Increasing funds invested in AI startups could be justified, given the healthcare industry’s enthusiasm for the technology, the report’s authors wrote. Still, AI startups will face competition from incumbent health IT companies, like electronic health record vendors – And companies like OpenAI who have expressed interest in the sector.

Meanwhile, mergers and acquisitions soared last year, to 195 deals from 121 in 2024, the lowest level in five years. Some M&A were driven by acquisitions of growth-stage digital health companies looking to add new capabilities, talent and customers – but other deals were purchases of distressed assets.

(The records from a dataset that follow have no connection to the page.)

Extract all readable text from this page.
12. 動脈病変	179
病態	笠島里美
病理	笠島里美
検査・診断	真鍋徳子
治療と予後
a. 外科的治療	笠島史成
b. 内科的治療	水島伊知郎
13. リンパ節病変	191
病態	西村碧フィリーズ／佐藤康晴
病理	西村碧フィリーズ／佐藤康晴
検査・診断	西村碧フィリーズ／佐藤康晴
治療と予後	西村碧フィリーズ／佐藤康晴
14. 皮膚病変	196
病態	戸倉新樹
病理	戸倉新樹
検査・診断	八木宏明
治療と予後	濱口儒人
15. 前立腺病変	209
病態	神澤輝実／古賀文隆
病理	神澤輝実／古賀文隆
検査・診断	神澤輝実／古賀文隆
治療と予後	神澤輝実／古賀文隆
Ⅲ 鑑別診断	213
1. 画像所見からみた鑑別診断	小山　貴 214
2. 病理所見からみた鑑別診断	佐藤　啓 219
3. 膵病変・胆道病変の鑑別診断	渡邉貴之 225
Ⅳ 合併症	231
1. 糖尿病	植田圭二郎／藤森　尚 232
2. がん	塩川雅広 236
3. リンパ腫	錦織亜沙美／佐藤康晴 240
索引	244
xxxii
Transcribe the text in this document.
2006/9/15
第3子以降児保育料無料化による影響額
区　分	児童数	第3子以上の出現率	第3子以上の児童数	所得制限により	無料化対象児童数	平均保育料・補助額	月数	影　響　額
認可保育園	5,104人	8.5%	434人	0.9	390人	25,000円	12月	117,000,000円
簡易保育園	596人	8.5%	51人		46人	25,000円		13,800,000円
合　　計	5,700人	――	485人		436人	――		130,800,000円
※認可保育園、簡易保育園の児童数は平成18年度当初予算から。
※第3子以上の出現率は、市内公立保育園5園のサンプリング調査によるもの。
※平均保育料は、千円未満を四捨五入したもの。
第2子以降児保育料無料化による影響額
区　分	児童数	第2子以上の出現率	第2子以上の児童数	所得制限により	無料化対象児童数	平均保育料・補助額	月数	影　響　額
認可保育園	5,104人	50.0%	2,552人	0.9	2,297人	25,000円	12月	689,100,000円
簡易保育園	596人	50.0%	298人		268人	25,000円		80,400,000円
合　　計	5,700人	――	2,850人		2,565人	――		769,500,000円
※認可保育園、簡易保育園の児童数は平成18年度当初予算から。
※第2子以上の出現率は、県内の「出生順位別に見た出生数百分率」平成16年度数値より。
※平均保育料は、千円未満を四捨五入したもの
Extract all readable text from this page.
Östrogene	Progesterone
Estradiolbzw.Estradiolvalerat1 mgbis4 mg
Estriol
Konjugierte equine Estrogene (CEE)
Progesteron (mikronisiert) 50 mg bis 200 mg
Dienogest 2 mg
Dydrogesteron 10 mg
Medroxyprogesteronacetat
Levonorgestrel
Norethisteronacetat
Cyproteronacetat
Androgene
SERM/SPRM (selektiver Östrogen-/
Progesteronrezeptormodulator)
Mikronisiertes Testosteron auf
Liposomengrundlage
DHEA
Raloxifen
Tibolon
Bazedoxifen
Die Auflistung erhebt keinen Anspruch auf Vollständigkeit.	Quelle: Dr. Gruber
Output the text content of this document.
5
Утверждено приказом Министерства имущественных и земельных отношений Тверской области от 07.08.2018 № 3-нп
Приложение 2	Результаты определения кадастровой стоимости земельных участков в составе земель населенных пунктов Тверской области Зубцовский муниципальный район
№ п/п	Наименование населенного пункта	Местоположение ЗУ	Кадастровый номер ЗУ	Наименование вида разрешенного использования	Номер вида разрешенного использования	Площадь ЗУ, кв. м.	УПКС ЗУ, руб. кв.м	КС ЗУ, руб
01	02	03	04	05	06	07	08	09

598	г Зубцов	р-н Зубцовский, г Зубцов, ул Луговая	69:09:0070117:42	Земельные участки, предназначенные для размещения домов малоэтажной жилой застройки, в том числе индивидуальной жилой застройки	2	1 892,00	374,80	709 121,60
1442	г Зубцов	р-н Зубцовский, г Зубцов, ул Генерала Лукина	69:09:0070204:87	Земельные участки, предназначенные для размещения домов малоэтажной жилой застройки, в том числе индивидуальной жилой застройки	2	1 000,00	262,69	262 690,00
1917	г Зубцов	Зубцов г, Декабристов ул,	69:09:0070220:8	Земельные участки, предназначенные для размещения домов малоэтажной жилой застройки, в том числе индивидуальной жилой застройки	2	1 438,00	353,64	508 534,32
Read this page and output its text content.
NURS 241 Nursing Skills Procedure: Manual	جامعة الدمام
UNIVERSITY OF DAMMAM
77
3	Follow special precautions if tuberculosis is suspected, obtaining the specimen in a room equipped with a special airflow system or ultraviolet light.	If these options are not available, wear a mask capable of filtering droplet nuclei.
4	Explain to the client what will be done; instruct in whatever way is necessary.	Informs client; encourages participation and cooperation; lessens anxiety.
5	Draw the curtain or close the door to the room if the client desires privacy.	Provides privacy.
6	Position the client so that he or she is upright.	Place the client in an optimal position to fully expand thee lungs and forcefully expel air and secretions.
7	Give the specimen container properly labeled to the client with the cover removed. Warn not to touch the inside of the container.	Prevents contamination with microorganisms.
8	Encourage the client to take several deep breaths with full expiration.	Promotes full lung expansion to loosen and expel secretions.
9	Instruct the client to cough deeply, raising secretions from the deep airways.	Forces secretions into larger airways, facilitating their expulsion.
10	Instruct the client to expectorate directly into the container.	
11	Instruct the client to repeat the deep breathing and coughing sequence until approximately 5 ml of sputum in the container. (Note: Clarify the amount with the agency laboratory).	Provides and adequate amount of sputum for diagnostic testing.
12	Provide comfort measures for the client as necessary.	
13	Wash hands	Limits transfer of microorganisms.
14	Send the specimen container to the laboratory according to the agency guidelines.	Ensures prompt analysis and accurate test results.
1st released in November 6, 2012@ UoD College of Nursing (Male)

Last year also saw five digital health IPOs, including companies such as digital musculoskeletal care company. Hinge health and chronic disease management company Health Omadaafter years of slow activity on public markets for the sector.

And while there is pent-up demand for more public releases, political and economic uncertainty could make it difficult for companies to move forward, the report’s authors write.

The historically long government shutdown last fall created a backlog of filings with the Securities and Exchange Commission, while the healthcare industry faces significant coverage losses when massive cuts to Medicaid come into force.